また、2022年度第3Qは営業損失が発生しました。
これはオピオイド訴訟の和解金発生などによるものです。
なお、第1Q~第3Qの9ヶ月間では、前年同期比54%増加し2,209百万ドルとなっています。

2-4-2. 項目まとめ

新型コロナによる打撃から回復しているところですが、直近(記事作成時点)では訴訟の和解金が発生し、予期せぬ四半期赤字となりました。

新型コロナの規制緩和は追い風となっているので、今後再び利益を増加させられるか注目したいです。
ただ、2019年度から営業利益は減少しており、その要因として粗利率の低下も挙げられているので一旦様子を見たい内容です。

3. まとめ

クロとしては、ウォルグリーン・ブーツ・アライアンス(WBA)は、増配姿勢が魅力的ですが、様子を見つつ投資したい銘柄です。
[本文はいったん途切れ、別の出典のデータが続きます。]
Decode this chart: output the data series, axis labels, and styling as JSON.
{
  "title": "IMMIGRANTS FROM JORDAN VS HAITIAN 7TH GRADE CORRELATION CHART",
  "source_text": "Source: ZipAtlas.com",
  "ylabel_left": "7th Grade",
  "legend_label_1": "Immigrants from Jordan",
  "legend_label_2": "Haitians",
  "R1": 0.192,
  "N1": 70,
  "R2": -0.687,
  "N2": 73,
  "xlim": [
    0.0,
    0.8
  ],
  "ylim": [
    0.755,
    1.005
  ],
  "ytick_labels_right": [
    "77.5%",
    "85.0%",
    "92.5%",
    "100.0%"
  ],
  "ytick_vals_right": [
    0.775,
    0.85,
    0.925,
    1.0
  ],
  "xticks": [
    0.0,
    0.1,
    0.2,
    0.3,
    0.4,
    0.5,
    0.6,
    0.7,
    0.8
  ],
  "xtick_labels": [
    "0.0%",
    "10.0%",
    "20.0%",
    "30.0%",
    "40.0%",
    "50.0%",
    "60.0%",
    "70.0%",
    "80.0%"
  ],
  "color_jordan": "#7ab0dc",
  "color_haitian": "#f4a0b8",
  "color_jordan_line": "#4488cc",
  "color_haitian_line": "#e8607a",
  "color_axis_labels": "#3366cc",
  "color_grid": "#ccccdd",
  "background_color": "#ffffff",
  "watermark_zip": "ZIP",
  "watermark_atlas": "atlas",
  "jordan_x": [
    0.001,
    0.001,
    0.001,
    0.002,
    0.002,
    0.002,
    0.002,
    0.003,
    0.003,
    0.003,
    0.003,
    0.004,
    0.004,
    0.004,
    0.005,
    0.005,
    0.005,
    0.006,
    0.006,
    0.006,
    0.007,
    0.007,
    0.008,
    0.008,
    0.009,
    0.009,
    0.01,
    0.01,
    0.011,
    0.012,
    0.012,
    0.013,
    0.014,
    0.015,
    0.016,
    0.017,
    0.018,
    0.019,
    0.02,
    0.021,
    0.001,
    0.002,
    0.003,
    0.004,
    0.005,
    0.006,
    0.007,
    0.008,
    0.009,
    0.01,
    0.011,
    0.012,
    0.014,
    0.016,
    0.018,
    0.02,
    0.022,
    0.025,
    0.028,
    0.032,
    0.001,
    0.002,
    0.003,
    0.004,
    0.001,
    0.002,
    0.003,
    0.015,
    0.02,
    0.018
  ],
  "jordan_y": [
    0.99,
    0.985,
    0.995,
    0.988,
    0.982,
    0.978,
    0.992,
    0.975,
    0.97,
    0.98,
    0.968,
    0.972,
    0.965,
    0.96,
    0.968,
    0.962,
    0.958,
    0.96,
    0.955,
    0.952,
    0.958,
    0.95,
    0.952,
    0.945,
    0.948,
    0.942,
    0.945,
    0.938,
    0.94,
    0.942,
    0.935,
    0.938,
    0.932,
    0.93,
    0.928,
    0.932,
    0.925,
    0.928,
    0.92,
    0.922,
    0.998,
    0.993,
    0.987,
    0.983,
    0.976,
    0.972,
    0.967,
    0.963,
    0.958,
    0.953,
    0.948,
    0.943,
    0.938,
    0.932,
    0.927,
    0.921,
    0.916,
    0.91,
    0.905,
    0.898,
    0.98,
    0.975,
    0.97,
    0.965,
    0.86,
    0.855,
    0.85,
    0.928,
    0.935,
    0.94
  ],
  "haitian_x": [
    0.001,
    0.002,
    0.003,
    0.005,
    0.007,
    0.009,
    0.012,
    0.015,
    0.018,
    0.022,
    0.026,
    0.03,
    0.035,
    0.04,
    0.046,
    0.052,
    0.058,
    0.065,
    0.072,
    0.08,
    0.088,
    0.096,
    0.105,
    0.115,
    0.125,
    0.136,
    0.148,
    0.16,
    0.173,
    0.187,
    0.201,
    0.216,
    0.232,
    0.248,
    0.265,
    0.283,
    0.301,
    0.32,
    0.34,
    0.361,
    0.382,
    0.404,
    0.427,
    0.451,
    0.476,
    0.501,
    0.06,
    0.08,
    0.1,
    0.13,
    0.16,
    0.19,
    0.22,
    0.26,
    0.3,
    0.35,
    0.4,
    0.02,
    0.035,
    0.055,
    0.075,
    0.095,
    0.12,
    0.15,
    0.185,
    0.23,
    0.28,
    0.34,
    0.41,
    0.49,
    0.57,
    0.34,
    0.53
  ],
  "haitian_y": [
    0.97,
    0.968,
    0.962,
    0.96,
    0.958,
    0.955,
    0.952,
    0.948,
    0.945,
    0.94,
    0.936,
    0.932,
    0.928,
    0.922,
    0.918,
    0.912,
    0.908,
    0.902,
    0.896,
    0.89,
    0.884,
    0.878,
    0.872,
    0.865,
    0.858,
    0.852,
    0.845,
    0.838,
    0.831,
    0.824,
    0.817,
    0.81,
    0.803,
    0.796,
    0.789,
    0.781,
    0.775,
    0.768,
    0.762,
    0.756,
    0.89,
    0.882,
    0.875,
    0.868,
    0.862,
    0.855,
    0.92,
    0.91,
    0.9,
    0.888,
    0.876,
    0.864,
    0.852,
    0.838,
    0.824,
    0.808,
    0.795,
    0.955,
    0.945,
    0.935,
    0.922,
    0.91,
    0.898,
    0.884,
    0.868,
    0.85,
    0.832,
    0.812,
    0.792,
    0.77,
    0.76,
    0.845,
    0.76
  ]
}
利益の回復に期待したいですが、粗利率が低くなっている点が気になります。
新型コロナの規制緩和という追い風はありますが、その一方で新型コロナ関連の売上失速という側面もあり、すぐに大きくポジションを持つは控えたいと思います。

今回の記事はWalgreens Boots Alliance Incの決算書及びコーポレートサイトを参考に作成しました。少しでもお役に立てたら嬉しいです。
また、記事の内容はあくまでクロの考え・判断を中心に構成されているため、投資の際はご自身の判断の上、自己責任で行ってくださいますよう、お願いいたします。